A Little Night Music


I have to say, I've never really taken to theater. During my two years as a New Yorker, where I'm just a hop, skip and a jump from Broadway, I've only attended two shows: "Boeing, Boeing" after the leading lady invited my brother plus one, and "Mamma Mia" when my sister Trici visited. Both were fun nights out but neither left my Jazz hands wagging for more. Still, when a couple of family friends visiting from out of town invited me to see a show Saturday night, I eagerly accepted. Despite my lackluster track record, there's something so New York about seeing a live show on Broadway, and I, like Frank Sinatra, want to be a part of it (...New York, New York).

We had tickets to "A Little Night Music" starring Catherine Zeta Jones and Angela Lansbury, who I knew only and affectionately as Mrs. Potts from "Beauty and the Beast."

The rainy Saturday night came and I hopped a cab to the Walter Kerr Theater on 48th Street. I met my friends at the door and we weaved through the crowd to our amazing third row seats. If this was the show to change my mind about Broadway, these were the seats to do it in. I was close enough to see the microphones pinned into the actor's wigs, the tight laces of the women's corsets, the fringe on their petticoats, the heavy makeup on their faces, and, most interesting, the side of the stage where the conductor directed the band.

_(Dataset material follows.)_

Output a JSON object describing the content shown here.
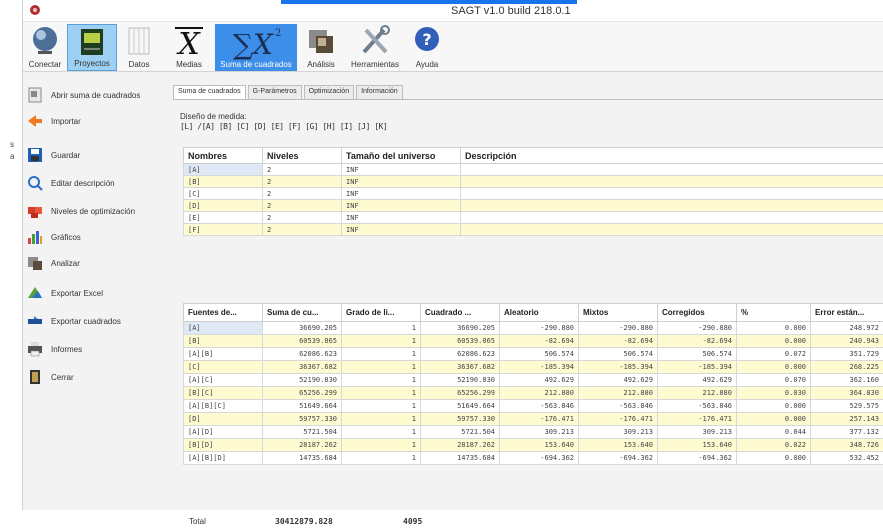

Nearly three hours later, the last bows were bowed, the curtain dropped and there I stood in ovation, clapping eagerly- a changed woman. I loved it.

"A Little Night Music" is an English play set in turn-of-the-century Sweden that follows the complicated love triangle, even square, of several different couples. Catherine Zeta Jones is especially endearing as a quick-witted, middle-aged actress known for stealing husbands. She's beautiful in person and even has the chops to sing "Send in the Clowns" (the Barbara Streisand song that apparently came from this play). Angela Lansbury (whose voice I really couldn't disassociate from Mrs. Potts) is also fantastic as her sarcastic mother.

I can't really offer too much more of a review as I really don't know musicals well, but I can say that I was thoroughly entertained. Bravo, and all that.

1 comment:

  1. Oh Mrs. Potts. How I love her. But let's not forget Murder She Wrote...another Lansbury classic.